Александр Дюма - Тысяча и один призрак
— Должно быть, — прервал я его, — это очень общительный человек, меня поразила мягкость его голоса, с какой он отвечал на вопросы полицейского комиссара.
— Ну, и на этот раз вы точно определили. Мулль — мой друг уже в течение сорока лет, а ему теперь шестьдесят. Посмотрите, он настолько чист и аккуратен, насколько Аллиет грязен и засален. Это светский человек и когда-то бывал хорошо принят в Сен-Жерменском предместье. Это он венчал сыновей и дочерей пэров Франции, свадьбы эти давали ему возможность произносить маленькие проповеди, которым брачующиеся стороны с трепетом внимали и впоследствии старательно следовали в семье.
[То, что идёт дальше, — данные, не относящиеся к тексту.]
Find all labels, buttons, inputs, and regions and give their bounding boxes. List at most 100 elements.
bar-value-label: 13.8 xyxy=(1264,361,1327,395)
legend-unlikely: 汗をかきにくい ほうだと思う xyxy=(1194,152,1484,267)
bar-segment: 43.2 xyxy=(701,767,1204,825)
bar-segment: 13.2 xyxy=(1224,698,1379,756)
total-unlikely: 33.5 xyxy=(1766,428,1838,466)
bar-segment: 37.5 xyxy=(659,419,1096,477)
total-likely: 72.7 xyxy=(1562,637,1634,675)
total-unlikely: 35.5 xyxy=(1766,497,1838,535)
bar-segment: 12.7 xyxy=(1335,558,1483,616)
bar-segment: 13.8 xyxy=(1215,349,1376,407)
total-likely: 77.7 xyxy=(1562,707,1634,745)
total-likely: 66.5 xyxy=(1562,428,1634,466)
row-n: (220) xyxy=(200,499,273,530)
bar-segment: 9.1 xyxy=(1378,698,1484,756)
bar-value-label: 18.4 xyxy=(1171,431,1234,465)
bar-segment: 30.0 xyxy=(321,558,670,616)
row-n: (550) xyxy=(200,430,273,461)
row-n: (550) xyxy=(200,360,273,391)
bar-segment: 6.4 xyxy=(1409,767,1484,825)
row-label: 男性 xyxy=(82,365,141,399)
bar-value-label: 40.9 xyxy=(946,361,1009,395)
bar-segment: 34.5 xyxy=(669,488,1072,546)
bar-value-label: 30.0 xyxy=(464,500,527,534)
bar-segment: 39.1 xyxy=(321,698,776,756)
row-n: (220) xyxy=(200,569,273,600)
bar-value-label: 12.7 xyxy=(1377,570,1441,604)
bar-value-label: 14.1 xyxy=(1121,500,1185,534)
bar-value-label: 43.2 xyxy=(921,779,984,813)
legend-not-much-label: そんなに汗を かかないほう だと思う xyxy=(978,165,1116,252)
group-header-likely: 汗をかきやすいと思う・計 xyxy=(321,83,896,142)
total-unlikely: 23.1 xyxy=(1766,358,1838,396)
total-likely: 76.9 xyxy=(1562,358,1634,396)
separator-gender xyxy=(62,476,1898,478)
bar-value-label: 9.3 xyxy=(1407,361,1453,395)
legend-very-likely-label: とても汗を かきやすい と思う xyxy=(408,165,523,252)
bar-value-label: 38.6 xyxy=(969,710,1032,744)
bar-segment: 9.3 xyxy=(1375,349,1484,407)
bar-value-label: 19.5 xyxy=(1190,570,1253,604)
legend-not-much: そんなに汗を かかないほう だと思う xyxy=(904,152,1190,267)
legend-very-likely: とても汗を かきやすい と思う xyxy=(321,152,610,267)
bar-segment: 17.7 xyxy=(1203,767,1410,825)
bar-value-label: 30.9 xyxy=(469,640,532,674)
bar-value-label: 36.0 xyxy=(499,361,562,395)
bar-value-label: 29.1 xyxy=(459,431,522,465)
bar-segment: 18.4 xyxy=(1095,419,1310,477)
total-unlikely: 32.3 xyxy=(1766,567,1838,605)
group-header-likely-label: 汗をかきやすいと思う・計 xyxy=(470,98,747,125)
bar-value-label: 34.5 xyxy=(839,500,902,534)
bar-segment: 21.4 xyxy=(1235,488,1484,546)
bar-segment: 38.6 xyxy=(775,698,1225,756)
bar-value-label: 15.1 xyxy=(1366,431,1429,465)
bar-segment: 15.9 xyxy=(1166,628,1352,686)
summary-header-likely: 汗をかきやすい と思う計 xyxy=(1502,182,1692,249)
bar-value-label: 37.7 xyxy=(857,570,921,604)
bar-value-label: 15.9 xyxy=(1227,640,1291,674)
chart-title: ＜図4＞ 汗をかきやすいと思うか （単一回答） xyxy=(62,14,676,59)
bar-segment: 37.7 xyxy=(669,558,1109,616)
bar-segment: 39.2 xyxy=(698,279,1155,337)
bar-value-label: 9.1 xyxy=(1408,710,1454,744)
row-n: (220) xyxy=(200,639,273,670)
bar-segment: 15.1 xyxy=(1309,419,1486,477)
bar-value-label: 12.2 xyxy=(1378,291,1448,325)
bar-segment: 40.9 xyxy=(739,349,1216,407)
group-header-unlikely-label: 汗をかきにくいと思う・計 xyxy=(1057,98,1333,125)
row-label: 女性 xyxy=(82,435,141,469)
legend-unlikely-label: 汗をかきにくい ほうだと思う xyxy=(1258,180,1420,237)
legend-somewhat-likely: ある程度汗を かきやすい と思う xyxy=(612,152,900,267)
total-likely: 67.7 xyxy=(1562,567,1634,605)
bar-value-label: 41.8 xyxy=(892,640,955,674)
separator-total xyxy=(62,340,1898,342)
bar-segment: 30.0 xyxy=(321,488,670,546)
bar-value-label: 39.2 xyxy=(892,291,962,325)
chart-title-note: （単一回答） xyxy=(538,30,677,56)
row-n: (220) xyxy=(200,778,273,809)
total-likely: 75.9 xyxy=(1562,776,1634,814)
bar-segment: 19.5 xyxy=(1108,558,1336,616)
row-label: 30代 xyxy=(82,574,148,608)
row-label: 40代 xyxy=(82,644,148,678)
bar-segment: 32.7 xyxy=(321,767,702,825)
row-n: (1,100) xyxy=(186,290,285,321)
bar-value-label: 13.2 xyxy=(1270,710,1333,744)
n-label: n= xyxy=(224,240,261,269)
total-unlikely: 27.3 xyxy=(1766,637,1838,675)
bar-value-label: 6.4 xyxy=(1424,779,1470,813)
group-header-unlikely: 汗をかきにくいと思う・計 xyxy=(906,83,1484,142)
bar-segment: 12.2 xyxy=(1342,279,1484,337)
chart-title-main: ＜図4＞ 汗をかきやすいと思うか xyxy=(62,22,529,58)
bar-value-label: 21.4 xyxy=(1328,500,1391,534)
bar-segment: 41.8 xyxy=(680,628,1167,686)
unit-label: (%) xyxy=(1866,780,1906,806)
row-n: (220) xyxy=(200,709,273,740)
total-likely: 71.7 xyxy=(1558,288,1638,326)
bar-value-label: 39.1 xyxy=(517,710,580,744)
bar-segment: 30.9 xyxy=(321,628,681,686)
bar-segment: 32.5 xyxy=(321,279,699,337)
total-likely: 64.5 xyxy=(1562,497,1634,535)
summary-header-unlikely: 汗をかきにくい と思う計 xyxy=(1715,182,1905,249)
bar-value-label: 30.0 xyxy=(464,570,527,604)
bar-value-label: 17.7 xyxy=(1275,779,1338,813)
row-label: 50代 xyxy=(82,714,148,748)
Он чуть не стал епископом Клермона. Знаете, почему этого не произошло? А он был когда-то другом Казотта и, как Казотт, верил в существование высших и низших духов, добрых и злых гениев, он коллекционирует особые книги, как и Аллиет. У него вы найдете все, что написано о призраках, привидениях, духах, выходцах с того света.
О вещах не вполне привычных и традиционных он говорит редко и только с друзьями, но он убедителен и очень сдержан; все, что происходит в свете, он приписывает воздействию сил ада или вмешательству небесных сил. Смотрите, он молча слушает все, что ему говорит Аллиет, он, кажется, рассматривает какой-то предмет, которого не видит его собеседник, и отвечает ему временами или движением губ, или кивком головы. Иногда среди нас, в окружении друзей, он впадает в глубокую меланхолию, вздрагивает, трепещет, озирается по сторонам, ходит взад и вперед по гостиной. В этих случаях его надо оставить в покое, опасно его будить; я говорю «будить», так как, по-моему, он тогда находится в сомнамбулическом состоянии. К тому же он сам просыпается, и вы увидите, как это пробуждение очаровательно.
— О, посмотрите, пожалуйста, — обратился я к мэру, — мне кажется, он вызвал одного из тех призраков, о которых вы только что говорили!
И я указал пальцем моему хозяину на настоящего блуждающего призрака, присоединившегося к двум собеседникам, который осторожно ступал по цветам и, как мне казалось, шагал по ним, не примяв ни одного из них.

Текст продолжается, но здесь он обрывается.